Cinta Terlarang di Tanah Jajahan

Desy Cichika
Chapter #134

Memori sang Shōi (Bagian 2)

Kami adalah kadet tingkat atas, di ambang kelulusan dan penugasan resmi. Aturan di akademi melarang kami keluar setelah jam sepuluh malam, apalagi mengunjungi tempat-tempat hiburan. Tapi peraturan dibuat untuk dilanggar oleh mereka yang punya otoritas.

​“Ini adalah malam inisiasi, Takeyama,” bisik Yamada, salah satu senior yang paling disegani, saat ia menepuk bahuku dari belakang. “Kalau kau takut, bilang sekarang. Biar aku bawakan selimut dan susu hangat.”

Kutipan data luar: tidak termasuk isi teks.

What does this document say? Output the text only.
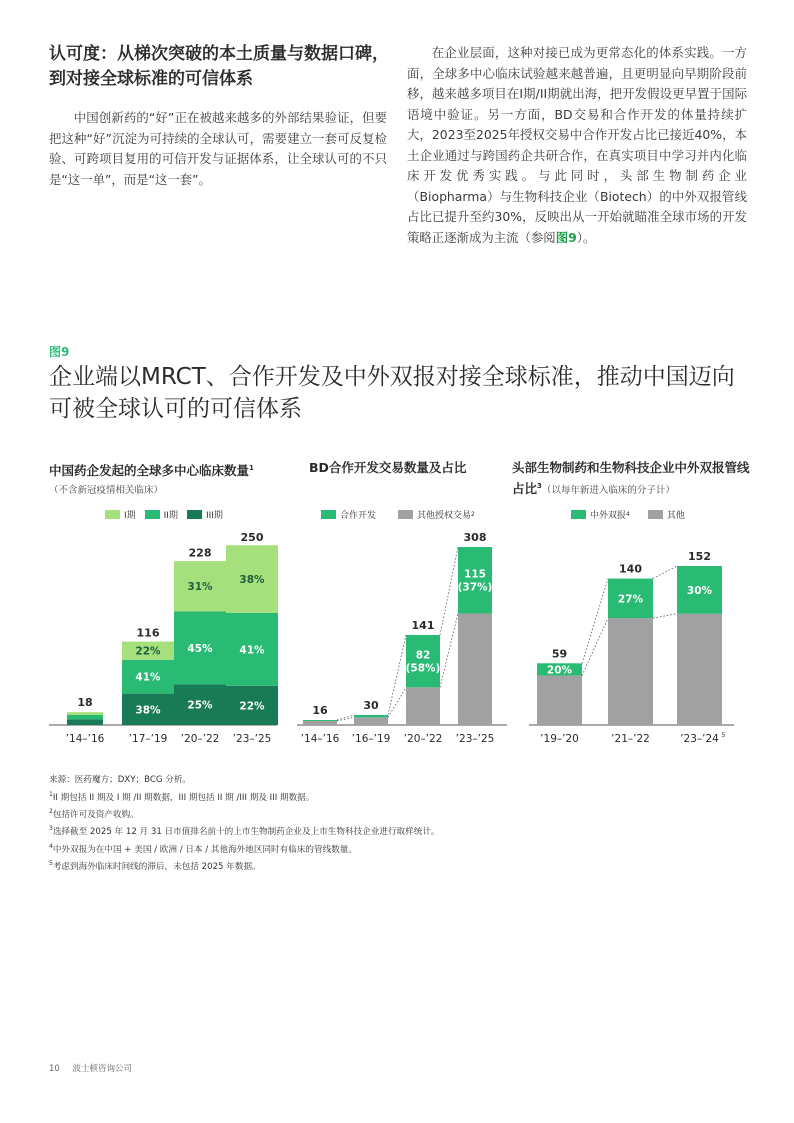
认可度：从梯次突破的本土质量与数据口碑，到对接全球标准的可信体系

中国创新药的“好”正在被越来越多的外部结果验证，但要把这种“好”沉淀为可持续的全球认可，需要建立一套可反复检验、可跨项目复用的可信开发与证据体系，让全球认可的不只是“这一单”，而是“这一套”。

在企业层面，这种对接已成为更常态化的体系实践。一方面，全球多中心临床试验越来越普遍，且更明显向早期阶段前移，越来越多项目在I期/II期就出海，把开发假设更早置于国际语境中验证。另一方面，BD交易和合作开发的体量持续扩大，2023至2025年授权交易中合作开发占比已接近40%，本土企业通过与跨国药企共研合作，在真实项目中学习并内化临床开发优秀实践。与此同时，头部生物制药企业（Biopharma）与生物科技企业（Biotech）的中外双报管线占比已提升至约30%，反映出从一开始就瞄准全球市场的开发策略正逐渐成为主流（参阅图9）。

图9
企业端以MRCT、合作开发及中外双报对接全球标准，推动中国迈向可被全球认可的可信体系
中国药企发起的全球多中心临床数量$^1$
（不含新冠疫情相关临床）
I期	II期	III期
BD合作开发交易数量及占比
合作开发	其他授权交易 2
头部生物制药和生物科技企业中外双报管线占比$^3$（以每年新进入临床的分子计）
中外双报 4	其他
18
’14–’16
38%
41%
22%
116
’17–’19
25%
45%
31%
228
’20–’22
22%
41%
38%
250
’23–’25
16
’14–’16
30
’16–’19
82 (58%)
141
’20–’22
115 (37%)
308
’23–’25
20%
59
’19–’20
27%
140
’21–’22
30%
152
’23–’24 5
来源：医药魔方；DXY；BCG 分析。
$^1$II 期包括 II 期及 I 期 /II 期数据，III 期包括 II 期 /III 期及 III 期数据。
$^2$包括许可及资产收购。
$^3$选择截至 2025 年 12 月 31 日市值排名前十的上市生物制药企业及上市生物科技企业进行取样统计。
$^4$中外双报为在中国 + 美国 / 欧洲 / 日本 / 其他海外地区同时有临床的管线数量。
$^5$考虑到海外临床时间线的滞后，未包括 2025 年数据。
10 波士顿咨询公司
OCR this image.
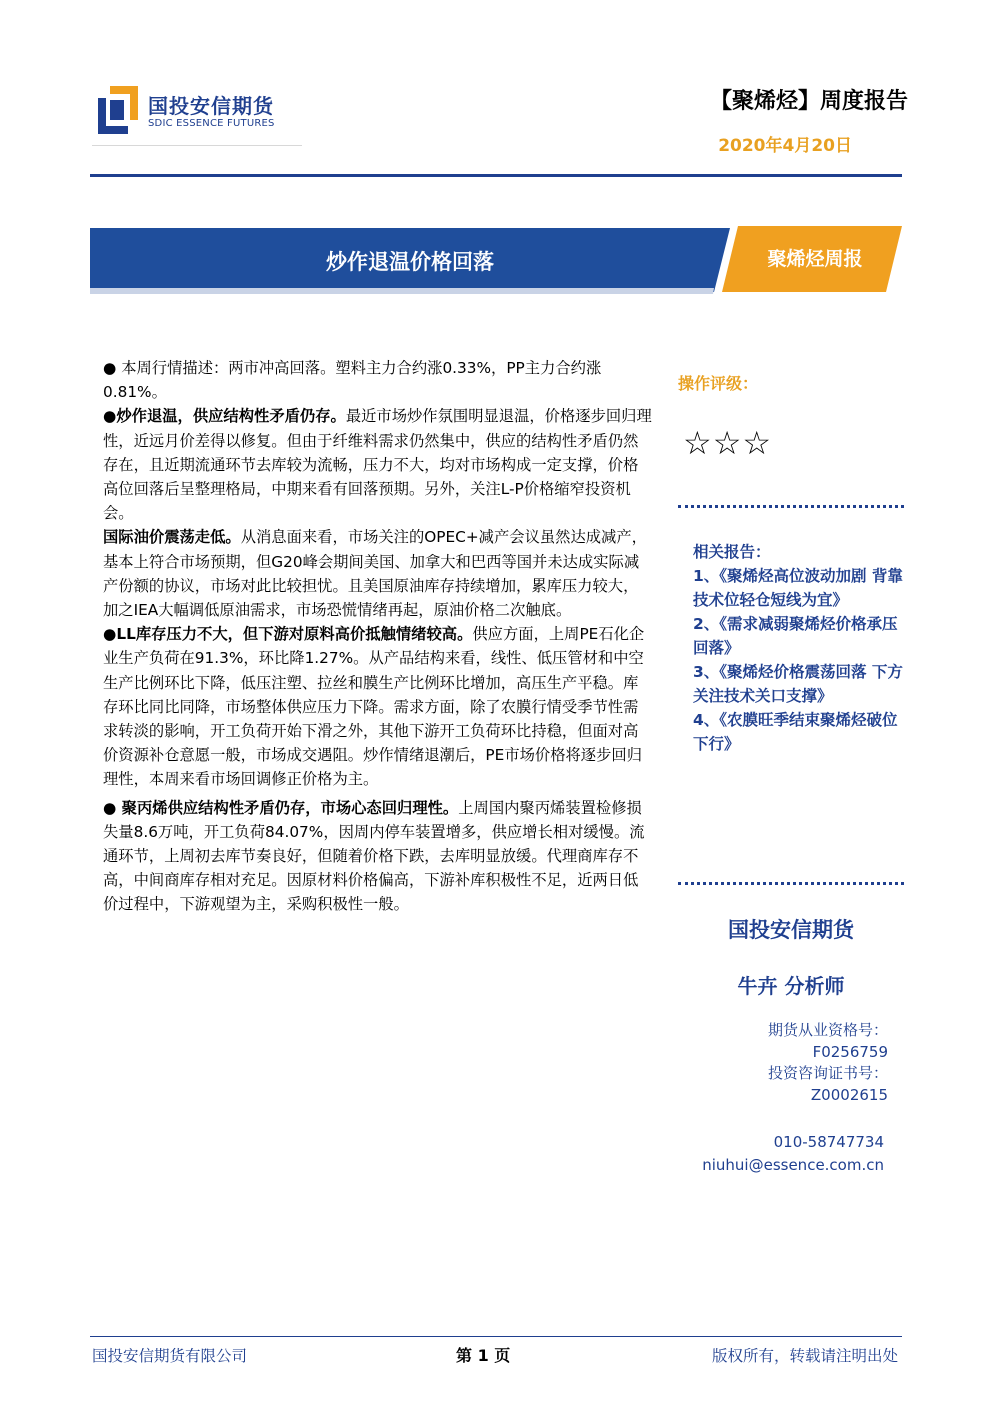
国投安信期货
SDIC ESSENCE FUTURES
【聚烯烃】周度报告
2020年4月20日
炒作退温价格回落	聚烯烃周报

● 本周行情描述：两市冲高回落。塑料主力合约涨0.33%，PP主力合约涨0.81%。

●炒作退温，供应结构性矛盾仍存。最近市场炒作氛围明显退温，价格逐步回归理性，近远月价差得以修复。但由于纤维料需求仍然集中，供应的结构性矛盾仍然存在，且近期流通环节去库较为流畅，压力不大，均对市场构成一定支撑，价格高位回落后呈整理格局，中期来看有回落预期。另外，关注L-P价格缩窄投资机会。

国际油价震荡走低。从消息面来看，市场关注的OPEC+减产会议虽然达成减产，基本上符合市场预期，但G20峰会期间美国、加拿大和巴西等国并未达成实际减产份额的协议，市场对此比较担忧。且美国原油库存持续增加，累库压力较大，加之IEA大幅调低原油需求，市场恐慌情绪再起，原油价格二次触底。

●LL库存压力不大，但下游对原料高价抵触情绪较高。供应方面，上周PE石化企业生产负荷在91.3%，环比降1.27%。从产品结构来看，线性、低压管材和中空生产比例环比下降，低压注塑、拉丝和膜生产比例环比增加，高压生产平稳。库存环比同比同降，市场整体供应压力下降。需求方面，除了农膜行情受季节性需求转淡的影响，开工负荷开始下滑之外，其他下游开工负荷环比持稳，但面对高价资源补仓意愿一般，市场成交遇阻。炒作情绪退潮后，PE市场价格将逐步回归理性，本周来看市场回调修正价格为主。

● 聚丙烯供应结构性矛盾仍存，市场心态回归理性。上周国内聚丙烯装置检修损失量8.6万吨，开工负荷84.07%，因周内停车装置增多，供应增长相对缓慢。流通环节，上周初去库节奏良好，但随着价格下跌，去库明显放缓。代理商库存不高，中间商库存相对充足。因原材料价格偏高，下游补库积极性不足，近两日低价过程中，下游观望为主，采购积极性一般。

操作评级：
☆☆☆
相关报告：
1、《聚烯烃高位波动加剧 背靠技术位轻仓短线为宜》
2、《需求减弱聚烯烃价格承压回落》
3、《聚烯烃价格震荡回落 下方关注技术关口支撑》
4、《农膜旺季结束聚烯烃破位下行》
国投安信期货
牛卉 分析师
期货从业资格号：
F0256759
投资咨询证书号：
Z0002615
010-58747734
niuhui@essence.com.cn
国投安信期货有限公司	第 1 页	版权所有，转载请注明出处
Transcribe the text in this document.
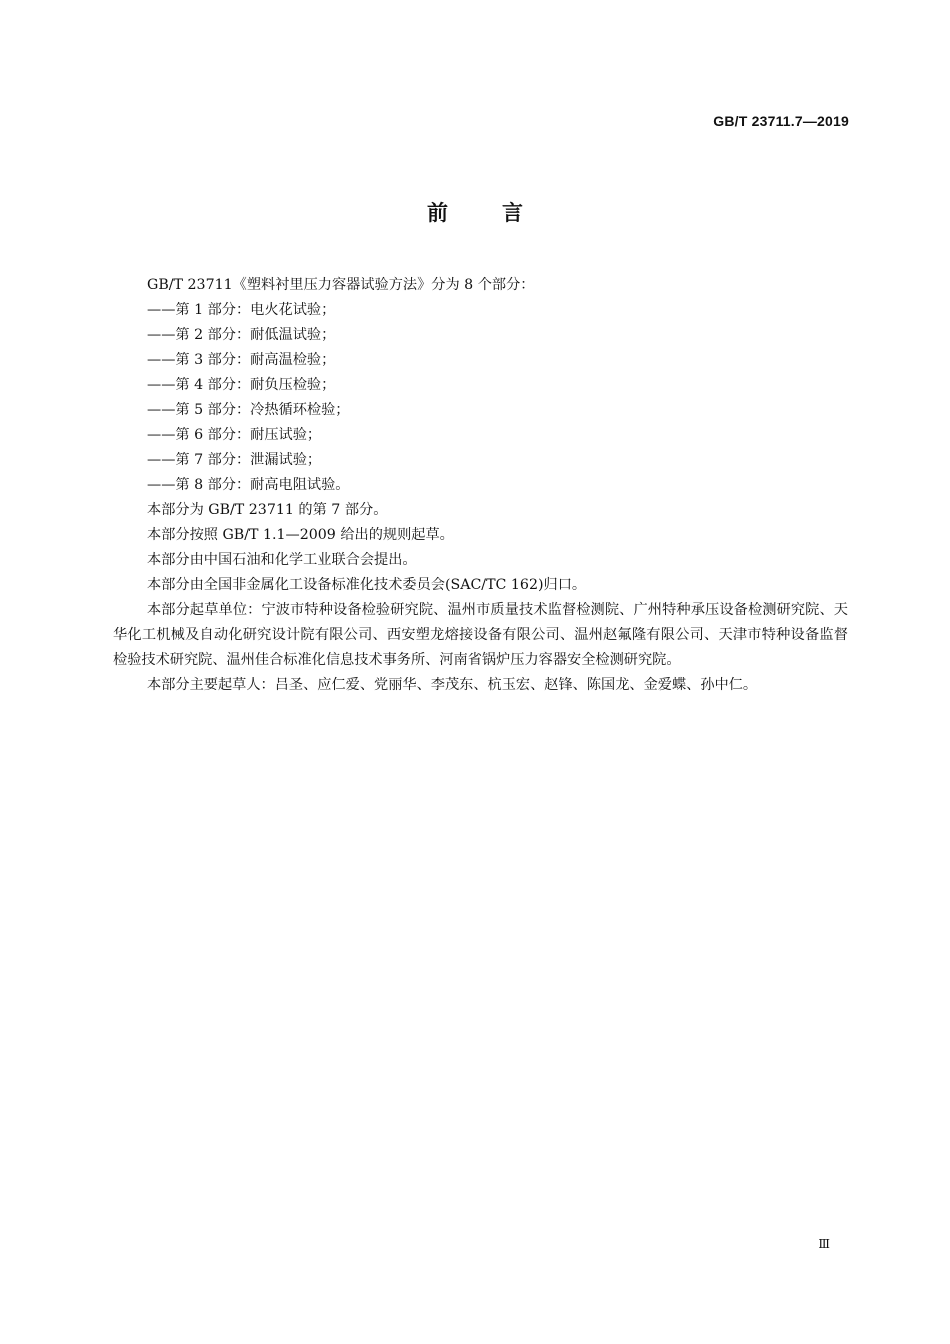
GB/T 23711.7—2019
前	言

GB/T 23711《塑料衬里压力容器试验方法》分为 8 个部分：

——第 1 部分：电火花试验；

——第 2 部分：耐低温试验；

——第 3 部分：耐高温检验；

——第 4 部分：耐负压检验；

——第 5 部分：冷热循环检验；

——第 6 部分：耐压试验；

——第 7 部分：泄漏试验；

——第 8 部分：耐高电阻试验。

本部分为 GB/T 23711 的第 7 部分。

本部分按照 GB/T 1.1—2009 给出的规则起草。

本部分由中国石油和化学工业联合会提出。

本部分由全国非金属化工设备标准化技术委员会(SAC/TC 162)归口。

本部分起草单位：宁波市特种设备检验研究院、温州市质量技术监督检测院、广州特种承压设备检测研究院、天华化工机械及自动化研究设计院有限公司、西安塑龙熔接设备有限公司、温州赵氟隆有限公司、天津市特种设备监督检验技术研究院、温州佳合标准化信息技术事务所、河南省锅炉压力容器安全检测研究院。

本部分主要起草人：吕圣、应仁爱、党丽华、李茂东、杭玉宏、赵锋、陈国龙、金爱蝶、孙中仁。

Ⅲ
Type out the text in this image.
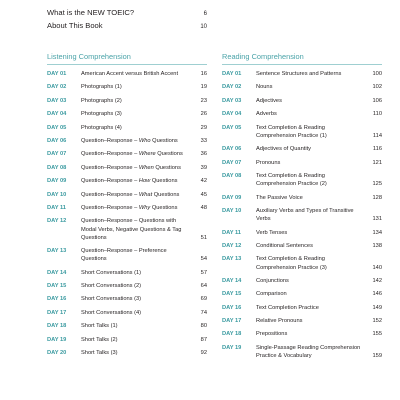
What is the NEW TOEIC?	6
About This Book	10
Listening Comprehension
DAY 01	American Accent versus British Accent	16
DAY 02	Photographs (1)	19
DAY 03	Photographs (2)	23
DAY 04	Photographs (3)	26
DAY 05	Photographs (4)	29
DAY 06	Question–Response – Who Questions	33
DAY 07	Question–Response – Where Questions	36
DAY 08	Question–Response – When Questions	39
DAY 09	Question–Response – How Questions	42
DAY 10	Question–Response – What Questions	45
DAY 11	Question–Response – Why Questions	48
DAY 12	Question–Response – Questions with Modal Verbs, Negative Questions & Tag Questions	51
DAY 13	Question–Response – Preference Questions	54
DAY 14	Short Conversations (1)	57
DAY 15	Short Conversations (2)	64
DAY 16	Short Conversations (3)	69
DAY 17	Short Conversations (4)	74
DAY 18	Short Talks (1)	80
DAY 19	Short Talks (2)	87
DAY 20	Short Talks (3)	92
Reading Comprehension
DAY 01	Sentence Structures and Patterns	100
DAY 02	Nouns	102
DAY 03	Adjectives	106
DAY 04	Adverbs	110
DAY 05	Text Completion & Reading Comprehension Practice (1)	114
DAY 06	Adjectives of Quantity	116
DAY 07	Pronouns	121
DAY 08	Text Completion & Reading Comprehension Practice (2)	125
DAY 09	The Passive Voice	128
DAY 10	Auxiliary Verbs and Types of Transitive Verbs	131
DAY 11	Verb Tenses	134
DAY 12	Conditional Sentences	138
DAY 13	Text Completion & Reading Comprehension Practice (3)	140
DAY 14	Conjunctions	142
DAY 15	Comparison	146
DAY 16	Text Completion Practice	149
DAY 17	Relative Pronouns	152
DAY 18	Prepositions	155
DAY 19	Single-Passage Reading Comprehension Practice & Vocabulary	159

“A-aku tidak takut, Senpai…” jawabku kaku.

“Oh?” Yamada tertawa pendek. “Bagus. Jangan membuat malu keluarga Takeyama.”

Aku menelan ludah. “Tapi Senpai… peraturan akademi—”

“Peraturan?” Yamada mendengus. “Aturan dibuat untuk dipatahkan oleh calon perwira, bodoh.”

​Malam itu, mereka membawaku keluar, jauh dari disiplin asrama. Distrik Kagurazaka menyambut kami dengan lampion merah dan lorong sempit yang berbau sake tua. Mereka memilih yang terbaik untuk ‘menyambut’ kami ke dunia nyata.

Aku memang sering mendengar kalau para calon perwira sepertiku sering didorong untuk “merasakan kehidupan” sebelum terjun ke garis depan.

Tubuhku diseret ke gang sempit itu.

Hayaku, Takeyama!”

Senpai... kita... mau ke mana?” tanyaku mulai panik. Aku yang masih berseragam kadet, dipaksa ikut masuk ke sebuah rumah hiburan.

Senior-seniorku tertawa keras di belakang. “Kau harus belajar jadi lelaki sejati, Takeyama. Malam ini, kau akan berhenti jadi bocah,” seru mereka sambil mendorongku masuk.

Aku menunduk, wajahku panas, tapi aku tak bisa menolak.

“Kau hanya perlu diam. Ikuti saja. Cepat atau lambat, semua kadet melewati ini,” kata salah satu dari mereka.

Pintu rumah bordil itu terbuka. Di dalam, ruangan dipenuhi asap rokok, gelak tawa, dan denting lembut alat musik shamisen. Perempuan-perempuan dengan kimono longgar duduk bersandar, rokok di sela jari, suara mereka serak oleh sake.

Seorang wanita tersenyum saat melihat kami masuk—senyum yang entah menghibur atau sekadar pekerjaan.

“Anak baru?” tanyanya, suaranya tenang tapi menusuk. “Kasihan sekali.”

Mereka menyodorkanku botol sake panas, dan meskipun aku menolak, mereka memaksaku minum—sebagai tanda kesetiaan dan perpisahan sebelum kami benar-benar menjadi perwira.

“Minum. Ini tradisi,” desis Yamada.

​“Kau harus tahu, Takeyama,” kata salah seorang senior, matanya merah karena sake. “Wanita di luar sana… mereka adalah hadiah, pelipur lara, atau sekadar pelepasan ketegangan. Jangan pernah libatkan hati. Kita adalah prajurit. Kita hanya perlu mengendalikan mereka.”

​Aku mendengarkan, tapi kata-kata itu terasa dingin dan kosong.

​Tak lama kemudian, ruangan menjadi kabur. Seorang perempuan muda— tapi jelas lebih tua dariku—mendekat. Bau parfum murahan bercampur asap rokok menusuk hidung. Aku merasa ditarik ke kamar sempit di lantai atas.

Di bawah, suara sorakan dan tepuk tangan para seniorku menggema—seakan memberi semangat. Tapi aku lebih merasa kalau itu adalah ejekan.

Pintu ditutup dengan keras.

Kepalaku terasa berputar. Aku jatuh terduduk di lantai, memeluk lutut.

Lampu minyak bergoyang, cahayanya membuat bayangan panjang di dinding. Wanita itu mendekat. Bibirnya merah menyala, senyumnya tipis tapi matanya kosong. Ia menatapku lama, seakan tahu aku masih polos.

Shikan yōsei-san?” suaranya lembut.

Aku mengangguk kaku. Tanganku basah oleh keringat. Aku ingin mundur, tapi tubuhku terpaku.

Wanita itu mengangkat daguku dengan ujung jarinya. Senyumannya tidak jahat, tapi juga tidak hangat.

“Kau masih sangat muda.” Tatapannya menelusuri wajahku. “Dari semua calon perwira yang pernah disodorkan seniormu padaku... kau adalah yang paling tampan.”